La régression du sommeil à 4 mois est une expression utile, pas un diagnostic. Découvrez ce que dit la recherche, quoi noter et quand demander de l’aide.

Martynas · 27 août 2026

Un berceau vide au matelas nu dans une chambre sombre, tandis que l’aube commence derrière la fenêtre

Un bébé qui vous offrait une première période de sommeil plus longue à trois mois peut commencer à se réveiller davantage vers quatre mois. Les siestes raccourcissent et le coucher semble reculer. On appelle souvent cela la régression du sommeil à 4 mois.

Alors, est-elle réelle ? Le changement peut être réel ; « régression » est une expression pratique pour les parents, pas un diagnostic officiel ni un événement garanti pour chaque bébé. Les études longitudinales décrivent l’évolution du sommeil au début de la vie, mais pas une étape universelle exactement à quatre mois (étude de Sleep Medicine).

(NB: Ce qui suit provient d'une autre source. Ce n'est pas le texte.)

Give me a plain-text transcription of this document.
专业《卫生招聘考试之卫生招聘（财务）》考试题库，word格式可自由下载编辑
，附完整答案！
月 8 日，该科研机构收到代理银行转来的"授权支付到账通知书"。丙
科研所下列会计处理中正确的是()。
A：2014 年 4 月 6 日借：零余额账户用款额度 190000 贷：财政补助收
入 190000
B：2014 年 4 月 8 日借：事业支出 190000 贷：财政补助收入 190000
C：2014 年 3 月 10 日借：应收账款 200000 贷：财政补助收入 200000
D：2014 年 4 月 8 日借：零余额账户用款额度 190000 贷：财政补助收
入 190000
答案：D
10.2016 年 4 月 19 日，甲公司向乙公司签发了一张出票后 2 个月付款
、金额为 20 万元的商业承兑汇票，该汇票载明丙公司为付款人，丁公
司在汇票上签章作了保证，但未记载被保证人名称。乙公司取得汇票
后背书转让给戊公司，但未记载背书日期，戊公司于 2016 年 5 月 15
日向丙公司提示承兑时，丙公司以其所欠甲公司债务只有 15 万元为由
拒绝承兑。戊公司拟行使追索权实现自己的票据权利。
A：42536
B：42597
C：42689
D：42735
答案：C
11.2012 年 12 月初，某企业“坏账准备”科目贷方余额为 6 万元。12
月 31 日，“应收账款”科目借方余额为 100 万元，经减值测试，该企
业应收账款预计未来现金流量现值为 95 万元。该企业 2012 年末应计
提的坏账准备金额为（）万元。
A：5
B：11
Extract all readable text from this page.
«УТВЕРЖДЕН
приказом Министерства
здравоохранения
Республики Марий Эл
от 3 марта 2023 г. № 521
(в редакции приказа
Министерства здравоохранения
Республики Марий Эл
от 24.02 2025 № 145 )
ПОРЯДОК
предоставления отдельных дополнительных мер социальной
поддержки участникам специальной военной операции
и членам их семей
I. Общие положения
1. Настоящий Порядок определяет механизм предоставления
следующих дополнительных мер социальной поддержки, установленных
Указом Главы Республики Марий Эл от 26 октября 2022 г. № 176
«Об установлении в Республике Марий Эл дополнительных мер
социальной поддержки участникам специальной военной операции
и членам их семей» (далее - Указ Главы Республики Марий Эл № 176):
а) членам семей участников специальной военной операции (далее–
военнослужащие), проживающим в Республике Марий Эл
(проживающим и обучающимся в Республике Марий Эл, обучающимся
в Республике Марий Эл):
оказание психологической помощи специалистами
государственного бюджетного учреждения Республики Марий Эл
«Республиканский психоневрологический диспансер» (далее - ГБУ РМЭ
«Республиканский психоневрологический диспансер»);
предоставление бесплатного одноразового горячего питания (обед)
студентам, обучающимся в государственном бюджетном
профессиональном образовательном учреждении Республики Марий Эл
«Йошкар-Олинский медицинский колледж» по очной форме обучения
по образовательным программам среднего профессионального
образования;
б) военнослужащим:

Ce que signifie la régression du sommeil à 4 mois

Cette expression décrit généralement un changement perceptible : davantage de réveils nocturnes, des siestes plus courtes, un endormissement plus difficile ou un besoin nouveau d’aide entre les périodes de sommeil. Certains bébés présentent un seul changement, d’autres plusieurs, et certains ne connaissent aucune perturbation visible.

Le terme paraît plus précis que ne le sont les données. Il n’existe ni test clinique, ni date officielle de début, ni définition fixe du nombre de réveils qui « compte ». Une semaine difficile peut être une transition développementale, mais aussi une maladie, la faim, un changement d’alimentation, un voyage, une nouvelle chambre ou une variation ordinaire.

Pourquoi quatre mois peuvent sembler différents

Le sommeil n’est pas statique durant la première année. Dans une étude longitudinale par actigraphie, les chercheurs ont suivi des nourrissons à 6, 15 et 24 semaines : le sommeil diurne diminuait tandis que le sommeil total sur 24 heures restait globalement stable ; les parents surestimaient aussi souvent le sommeil par rapport à l’actigraphie (étude de Sleep Medicine). Cela décrit une maturation, pas la preuve d’une régression universelle à quatre mois.

Ces changements ne désignent pas une cause unique pour une mauvaise semaine. Le moment et la répartition du sommeil évoluent, tandis que les nuits et les bébés restent différents. Une étude sur la première année a trouvé continuité et changement entre 3, 6, 9 et 12 mois, plutôt qu’une étape universelle à quatre mois (étude longitudinale des réveils).

Ce que les données peuvent — et ne peuvent pas — montrer

Les recherches montrent que les rythmes veille-sommeil du nourrisson mûrissent. Elles ne garantissent pas que chaque bébé de quatre mois se réveillera davantage, ni qu’une réaction fera cesser le changement à une date précise.

Les carnets recueillent ce que les parents remarquent ; l’actigraphie estime le sommeil à partir des mouvements. Aucune méthode ne décrit parfaitement chaque éveil calme ou chaque tétée. L’étude de 2019 montre que perception parentale et mesures ne coïncident pas toujours (méthodes et résultats). Un journal aide donc à repérer une tendance, sans constituer un diagnostic.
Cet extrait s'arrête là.